Quant aux propositions de loi présentées par Brisson le 19 février 1900, elles étaient au nombre de trois :

La première avait pour but de faire adjoindre à l'article à37 du Code civil les dispositions suivantes : Les associations qui n'auraient point été constituées conformément aux lois générales ou spéciales n'ont ni existence légale ni personnalité juridique. — Elles ne peuvent, soit par elles-mêmes, soit par personnes interposées, ni posséder des biens, ni en acquérir à titre onéreux, ni en recevoir à titre gratuit, ni contracter, ni ester en justice.
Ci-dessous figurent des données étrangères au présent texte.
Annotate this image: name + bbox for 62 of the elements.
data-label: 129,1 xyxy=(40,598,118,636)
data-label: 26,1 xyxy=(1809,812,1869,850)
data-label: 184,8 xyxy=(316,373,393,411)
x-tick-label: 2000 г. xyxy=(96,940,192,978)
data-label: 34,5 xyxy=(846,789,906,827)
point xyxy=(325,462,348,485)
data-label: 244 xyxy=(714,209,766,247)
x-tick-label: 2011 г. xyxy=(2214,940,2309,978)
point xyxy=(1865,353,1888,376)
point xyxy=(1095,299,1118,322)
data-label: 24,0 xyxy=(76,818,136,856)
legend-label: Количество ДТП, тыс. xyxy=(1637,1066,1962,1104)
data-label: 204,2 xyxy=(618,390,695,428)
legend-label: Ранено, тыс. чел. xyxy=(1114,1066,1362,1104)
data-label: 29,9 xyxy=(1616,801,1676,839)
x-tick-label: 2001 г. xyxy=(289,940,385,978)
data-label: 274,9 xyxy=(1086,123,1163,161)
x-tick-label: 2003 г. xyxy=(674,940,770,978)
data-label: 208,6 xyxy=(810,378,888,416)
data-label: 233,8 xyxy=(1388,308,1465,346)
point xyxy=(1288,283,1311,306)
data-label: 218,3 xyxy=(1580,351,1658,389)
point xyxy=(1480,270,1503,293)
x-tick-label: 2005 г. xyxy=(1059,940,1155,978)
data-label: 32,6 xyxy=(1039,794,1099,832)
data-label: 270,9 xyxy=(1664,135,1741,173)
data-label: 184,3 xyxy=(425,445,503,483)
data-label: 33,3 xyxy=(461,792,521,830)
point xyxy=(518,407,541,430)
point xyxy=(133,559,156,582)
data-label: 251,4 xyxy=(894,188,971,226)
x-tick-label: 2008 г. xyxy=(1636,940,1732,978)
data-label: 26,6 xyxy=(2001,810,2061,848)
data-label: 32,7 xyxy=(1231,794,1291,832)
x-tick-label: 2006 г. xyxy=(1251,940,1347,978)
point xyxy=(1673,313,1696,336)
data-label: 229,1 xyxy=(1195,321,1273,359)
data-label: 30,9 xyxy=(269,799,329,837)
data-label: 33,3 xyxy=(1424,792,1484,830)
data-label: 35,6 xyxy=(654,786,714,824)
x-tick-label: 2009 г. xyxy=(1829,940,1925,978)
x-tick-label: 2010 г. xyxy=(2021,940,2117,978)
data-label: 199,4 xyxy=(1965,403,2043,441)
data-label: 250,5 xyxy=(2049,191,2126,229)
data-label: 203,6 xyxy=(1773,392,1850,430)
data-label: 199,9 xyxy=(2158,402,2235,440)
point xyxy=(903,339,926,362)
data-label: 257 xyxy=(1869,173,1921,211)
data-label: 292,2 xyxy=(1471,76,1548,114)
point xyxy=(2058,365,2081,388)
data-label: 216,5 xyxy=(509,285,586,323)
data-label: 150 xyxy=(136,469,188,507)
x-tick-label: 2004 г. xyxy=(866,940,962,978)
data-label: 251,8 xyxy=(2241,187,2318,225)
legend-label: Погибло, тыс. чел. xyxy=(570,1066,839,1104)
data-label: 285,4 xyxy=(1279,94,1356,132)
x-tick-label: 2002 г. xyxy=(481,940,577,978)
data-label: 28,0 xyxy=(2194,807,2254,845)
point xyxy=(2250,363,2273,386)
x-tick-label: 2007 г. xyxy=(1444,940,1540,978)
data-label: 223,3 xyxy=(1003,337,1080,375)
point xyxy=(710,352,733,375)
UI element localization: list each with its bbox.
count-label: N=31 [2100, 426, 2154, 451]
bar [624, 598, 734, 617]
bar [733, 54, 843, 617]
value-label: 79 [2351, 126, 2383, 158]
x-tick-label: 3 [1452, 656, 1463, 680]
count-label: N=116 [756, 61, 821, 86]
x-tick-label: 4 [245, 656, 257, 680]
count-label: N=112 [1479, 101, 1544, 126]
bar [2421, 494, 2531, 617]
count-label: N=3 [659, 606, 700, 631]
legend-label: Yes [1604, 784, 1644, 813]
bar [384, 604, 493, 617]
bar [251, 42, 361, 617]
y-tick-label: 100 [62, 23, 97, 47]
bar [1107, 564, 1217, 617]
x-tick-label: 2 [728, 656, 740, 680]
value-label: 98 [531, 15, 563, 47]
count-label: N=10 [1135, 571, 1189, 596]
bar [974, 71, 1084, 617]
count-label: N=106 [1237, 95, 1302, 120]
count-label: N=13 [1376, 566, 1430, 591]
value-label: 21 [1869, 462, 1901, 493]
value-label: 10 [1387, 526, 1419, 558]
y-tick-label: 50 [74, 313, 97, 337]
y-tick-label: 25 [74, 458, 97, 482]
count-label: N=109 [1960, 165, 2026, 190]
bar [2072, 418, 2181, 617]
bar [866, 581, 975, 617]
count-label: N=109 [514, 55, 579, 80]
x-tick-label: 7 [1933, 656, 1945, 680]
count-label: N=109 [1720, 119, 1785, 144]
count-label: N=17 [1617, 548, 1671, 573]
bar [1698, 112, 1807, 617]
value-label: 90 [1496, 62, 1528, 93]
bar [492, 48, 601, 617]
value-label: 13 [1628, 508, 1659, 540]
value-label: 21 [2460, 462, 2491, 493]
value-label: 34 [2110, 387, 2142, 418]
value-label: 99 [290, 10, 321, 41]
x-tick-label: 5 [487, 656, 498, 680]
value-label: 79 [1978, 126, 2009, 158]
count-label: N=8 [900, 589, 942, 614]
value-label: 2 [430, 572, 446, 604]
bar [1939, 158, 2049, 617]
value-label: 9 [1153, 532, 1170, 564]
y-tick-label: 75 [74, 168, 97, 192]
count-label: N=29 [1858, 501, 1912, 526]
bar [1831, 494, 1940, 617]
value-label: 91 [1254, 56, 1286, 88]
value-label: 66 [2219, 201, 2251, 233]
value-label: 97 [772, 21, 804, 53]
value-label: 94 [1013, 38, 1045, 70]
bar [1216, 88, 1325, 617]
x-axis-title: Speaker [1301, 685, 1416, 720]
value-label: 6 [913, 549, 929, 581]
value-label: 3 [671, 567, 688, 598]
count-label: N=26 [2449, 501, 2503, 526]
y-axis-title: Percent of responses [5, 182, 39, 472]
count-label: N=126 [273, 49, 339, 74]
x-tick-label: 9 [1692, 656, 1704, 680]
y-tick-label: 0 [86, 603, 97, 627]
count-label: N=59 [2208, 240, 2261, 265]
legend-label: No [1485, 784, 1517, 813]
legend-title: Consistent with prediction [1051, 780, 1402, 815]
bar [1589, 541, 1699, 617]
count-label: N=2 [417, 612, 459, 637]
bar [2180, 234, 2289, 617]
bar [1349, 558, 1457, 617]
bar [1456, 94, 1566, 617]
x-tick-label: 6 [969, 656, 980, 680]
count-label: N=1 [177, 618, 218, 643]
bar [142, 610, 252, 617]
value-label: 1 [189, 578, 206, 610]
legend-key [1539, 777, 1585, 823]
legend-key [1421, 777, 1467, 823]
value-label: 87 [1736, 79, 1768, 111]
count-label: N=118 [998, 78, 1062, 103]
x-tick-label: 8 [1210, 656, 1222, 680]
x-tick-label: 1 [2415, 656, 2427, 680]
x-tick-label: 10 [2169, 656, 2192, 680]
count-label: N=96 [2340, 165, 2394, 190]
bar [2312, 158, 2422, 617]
Toutes actions intentées par elles ou dans leur intérêt devront être déclarées non recevables. — La nullité ou la non recevabilité pourront être proposées soit par un tiers qui y aurait intérêt, soit par les associés. — La nullité et, par suite, la dissolution de ces associations pourront être poursuivies soit par les mêmes personnes, soit par le procureur de la République. — Toutefois les obligations qui naissent d'un contrat, d'un quasi-contrat, d'un délit, d'un quasi-délit ou de la loi pourront être exécutées soit aux dépens du fonds commun, soit personnellement contre les anciens associés ou leurs représentants.

La seconde tendait à l'adjonction à l'article 1133 du Code civil des prescriptions suivantes : Seront considérées comme avant une cause illicite toutes conventions qui auraient pour but soit de former une association prohibée par les lois générales ou spéciales, soit d'en assurer le maintien et d'en empêcher la dissolution, soit d'en soustraire les biens aux investigations de tiers ou du Trésor public, ainsi qu'aux effets de la nullité de cette association et de la dissolution qui en sera la conséquence nécessaire. — La nullité de ces clauses et de l'association elle-même sera encourue, quelles que soient les formes sous lesquelles ces conventions soient intervenues, notamment par l'intermédiaire de personnes jouissant de leur pleine capacité juridique, ainsi que sous l'apparence de ventes. de locations ou de sociétés civiles avec ou sans réversibilité des biens au profit des survivants ou bien de quelques-uns d'entre eux.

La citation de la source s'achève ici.